In my research, I found a lot of brown bread recipes were very similar to soda bread, with the addition of whole wheat flour, wheat germ and molasses (or black treacle). Then I came across this one for a yeast brown bread from the famous Ballymaloe House Hotel and Cookery School in County Cork, Ireland. (It’s at the top of my bucket list of places to visit before I die.) Since I had great success with their orange marmalade tea cake I made last year, I decided to give it a try.

 
This recipe is so simple:  No kneading! Only one rise! Just five ingredients!

Don’t expect a fluffy, soft wheat bread like we have here in the U.S. This brown bread is dense, but also moist. It is perfect cut into thin slices and spread with good, real butter. I also liked it with honey and jam, as well as served with a good Irish cheddar.


Ballymaloe Brown Bread
Adapted from both Epicurious and Ballymaloe Cookery School

3 1/2 teaspoons dry yeast
1 1/2 to 1 3/4 cup warm water (just over body temperature)
1 teaspoon molasses or black treacle
3 1/2 cups whole wheat flour (I used King Arthur)
2 teaspoons salt

Spray an 8 by 5-inch loaf pan with non-stick spray, or grease well with oil. Set aside.

Pour 3/4 cup of warm water into a small bowl. Sprinkle the yeast on top and allow it to sit for 5 minutes. Stir to dissolve the yeast, add the molasses, and leave for another 10 minutes. The yeast will become frothy. Add another 3/4 cup of warm water and stir to combine.

In a large bowl, whisk together the whole wheat flour and salt. Make a well in the middle of the flour and pour in the yeast/water mixture. With a wooden spoon (or your hands) mix the flour and water together. Add more water if necessary. The dough should still be wet and sticky—too sticky to knead—but come away somewhat from the sides of the bowl.

Place the dough into the loaf pan, cover with a towel, and allow to rise until the dough just reaches the top of the loaf pan, about 20 to 25 minutes. Preheat the oven to 425 degrees while you wait.

When the dough has risen enough, bake for 30 minutes. Then lower the oven temperature to 400 degrees and bake for another 15 minutes. Turn the almost-done bread out onto a baking sheet and bake, upside down, for another 5 to 10 minutes so the outside crisps up. The bread is done when it sounds hollow when you tap on the bottom, or when the internal temperature reaches 200 degrees. Cool on a wire rack. 

8 comments:

Gina Stanley said...

I was just looking for a different bread recipe than soda bread. This sounds perfect. I hope you don't mind I swiped the link. I like a denser bread from time to time and I just restocked my wheat flour. Hope you are having a good week.
-Gina-

Linda A. Thompson-Ditch said...

Gina, you'll have to tell me what you think if you make it! Enjoy!

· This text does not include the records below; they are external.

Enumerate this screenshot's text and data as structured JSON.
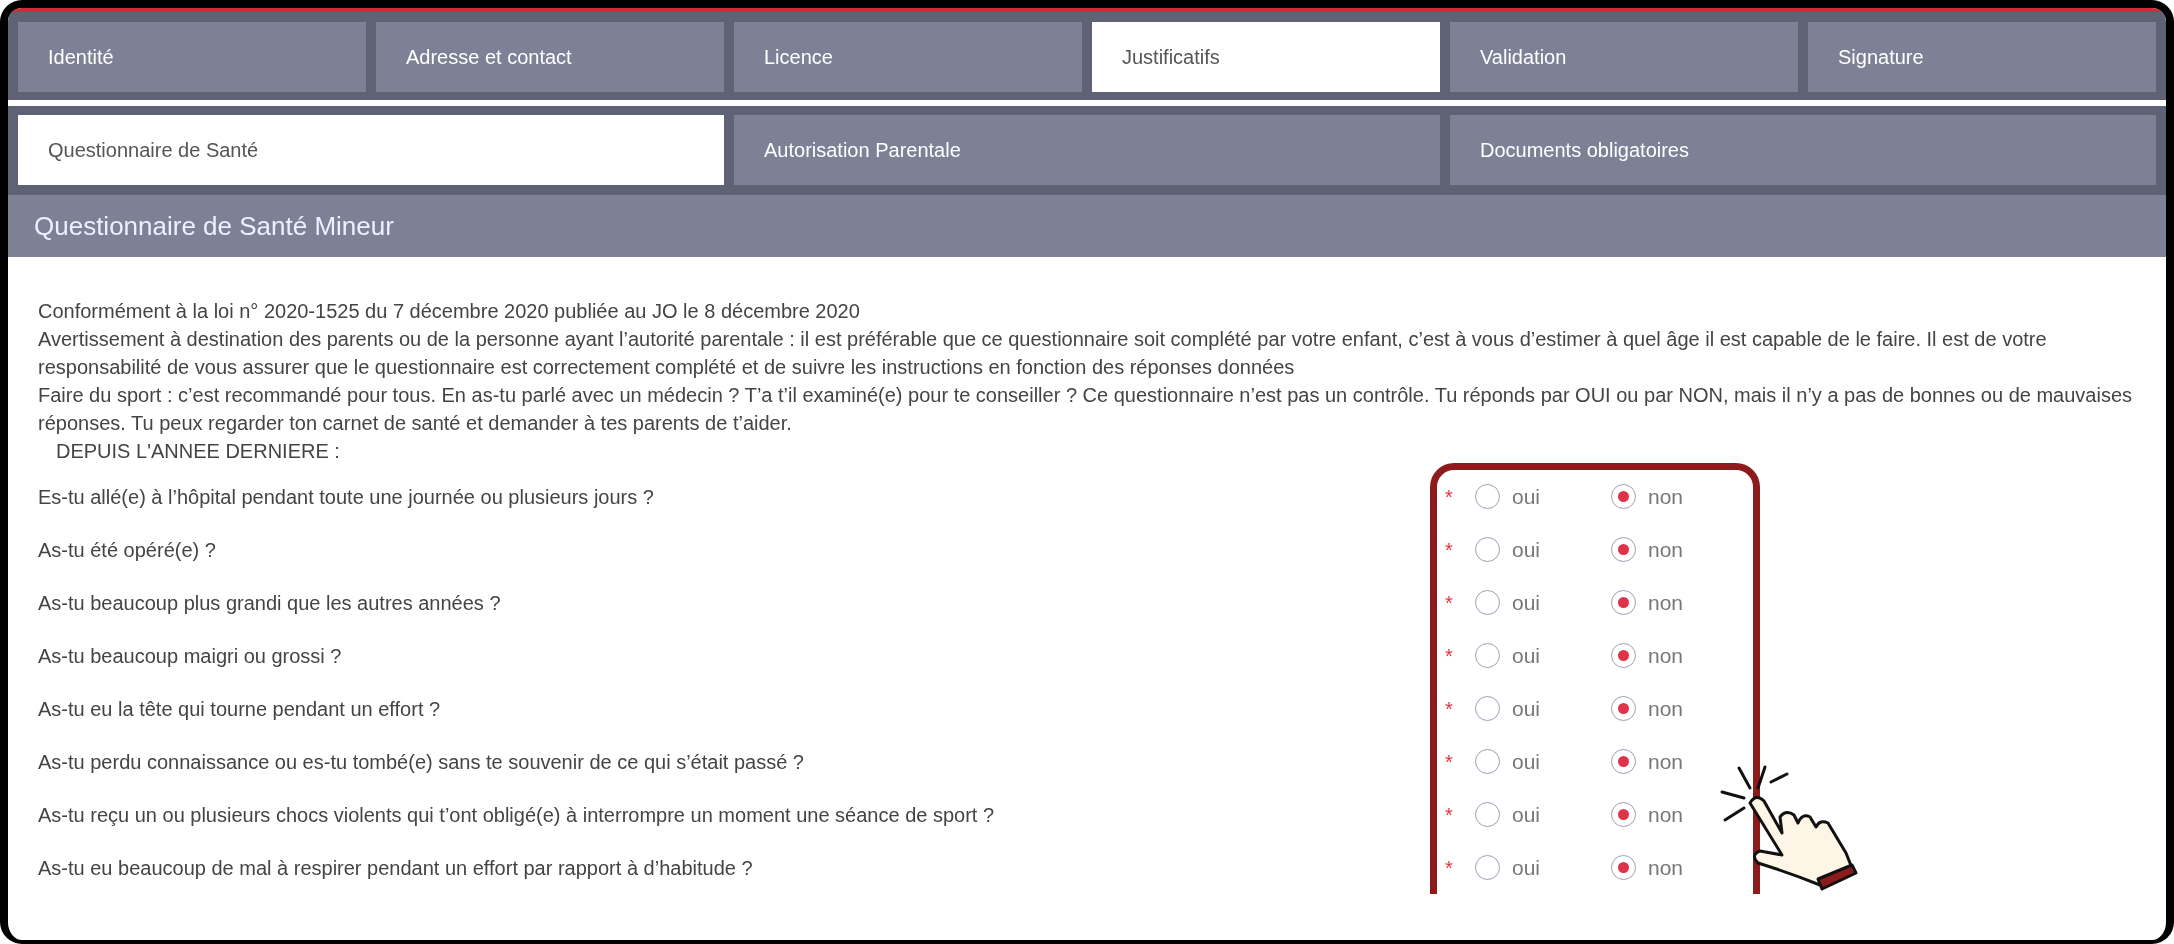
{
  "main_tabs": [
    {
      "label": "Identité",
      "selected": false
    },
    {
      "label": "Adresse et contact",
      "selected": false
    },
    {
      "label": "Licence",
      "selected": false
    },
    {
      "label": "Justificatifs",
      "selected": true
    },
    {
      "label": "Validation",
      "selected": false
    },
    {
      "label": "Signature",
      "selected": false
    }
  ],
  "sub_tabs": [
    {
      "label": "Questionnaire de Santé",
      "selected": true
    },
    {
      "label": "Autorisation Parentale",
      "selected": false
    },
    {
      "label": "Documents obligatoires",
      "selected": false
    }
  ],
  "section_title": "Questionnaire de Santé Mineur",
  "intro": [
    "Conformément à la loi n° 2020-1525 du 7 décembre 2020 publiée au JO le 8 décembre 2020",
    "Avertissement à destination des parents ou de la personne ayant l’autorité parentale : il est préférable que ce questionnaire soit complété par votre enfant, c’est à vous d’estimer à quel âge il est capable de le faire. Il est de votre responsabilité de vous assurer que le questionnaire est correctement complété et de suivre les instructions en fonction des réponses données",
    "Faire du sport : c’est recommandé pour tous. En as-tu parlé avec un médecin ? T’a t’il examiné(e) pour te conseiller ? Ce questionnaire n’est pas un contrôle. Tu réponds par OUI ou par NON, mais il n’y a pas de bonnes ou de mauvaises réponses. Tu peux regarder ton carnet de santé et demander à tes parents de t’aider."
  ],
  "subheading": "DEPUIS L'ANNEE DERNIERE :",
  "questions": [
    {
      "text": "Es-tu allé(e) à l’hôpital pendant toute une journée ou plusieurs jours ?",
      "marker": "*",
      "options": [
        {
          "label": "oui",
          "selected": false
        },
        {
          "label": "non",
          "selected": true
        }
      ]
    },
    {
      "text": "As-tu été opéré(e) ?",
      "marker": "*",
      "options": [
        {
          "label": "oui",
          "selected": false
        },
        {
          "label": "non",
          "selected": true
        }
      ]
    },
    {
      "text": "As-tu beaucoup plus grandi que les autres années ?",
      "marker": "*",
      "options": [
        {
          "label": "oui",
          "selected": false
        },
        {
          "label": "non",
          "selected": true
        }
      ]
    },
    {
      "text": "As-tu beaucoup maigri ou grossi ?",
      "marker": "*",
      "options": [
        {
          "label": "oui",
          "selected": false
        },
        {
          "label": "non",
          "selected": true
        }
      ]
    },
    {
      "text": "As-tu eu la tête qui tourne pendant un effort ?",
      "marker": "*",
      "options": [
        {
          "label": "oui",
          "selected": false
        },
        {
          "label": "non",
          "selected": true
        }
      ]
    },
    {
      "text": "As-tu perdu connaissance ou es-tu tombé(e) sans te souvenir de ce qui s’était passé ?",
      "marker": "*",
      "options": [
        {
          "label": "oui",
          "selected": false
        },
        {
          "label": "non",
          "selected": true
        }
      ]
    },
    {
      "text": "As-tu reçu un ou plusieurs chocs violents qui t’ont obligé(e) à interrompre un moment une séance de sport ?",
      "marker": "*",
      "options": [
        {
          "label": "oui",
          "selected": false
        },
        {
          "label": "non",
          "selected": true
        }
      ]
    },
    {
      "text": "As-tu eu beaucoup de mal à respirer pendant un effort par rapport à d’habitude ?",
      "marker": "*",
      "options": [
        {
          "label": "oui",
          "selected": false
        },
        {
          "label": "non",
          "selected": true
        }
      ]
    }
  ]
}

Hester @ Alchemy in the Kitchen said...

Ahhhh poor Maeve. I was a big fan and she was quite a character. I am also a big fan of good brown bread. Looks like you have nailed it with your Ballymaloe inspired loaf, Linda!

Kathy said...

I haven’t read any of Maeve Binchy’s books, but I know I will be looking for "A Week in Winter”. It sounds like a wonderful read.
I’ve been lucky enough to visit Ireland and it is such a magnificent country! I love the Ballymaloe House cookbook. I wish I knew about it when we visited…it would have been at the top of my list!
Your bread is perfect for St. Patrick’s Day…delicious looking!

Claudia said...

I love Maeve Binchy and haven't read that one (although I am not sure I need more winter in my life right now). I was just thinking about rereading an earlier one! The bread is just grand - loving how dense it is - it does indeed stand up to cheddar - or a rich jam.

Anonymous said...

I've never made bread like this and can't wait to try it. I love the idea of not kneading the dough. I like my dense bread and this seems so good to try!

jayhawk said...

Have you ever used Hudson Cream flours? They're milled in Kansas. I first heard about them from a Sunflower Journeys episode on KTWU.

Linda A. Thompson-Ditch said...

I do now, Jayhawk! Gotta keep our money in Kansas, right? I used King Arthur flours when I lived in New England and kept using them after I moved to Kansas. But in the last couple of years I've switched to Kansas flours to help keep my money more local.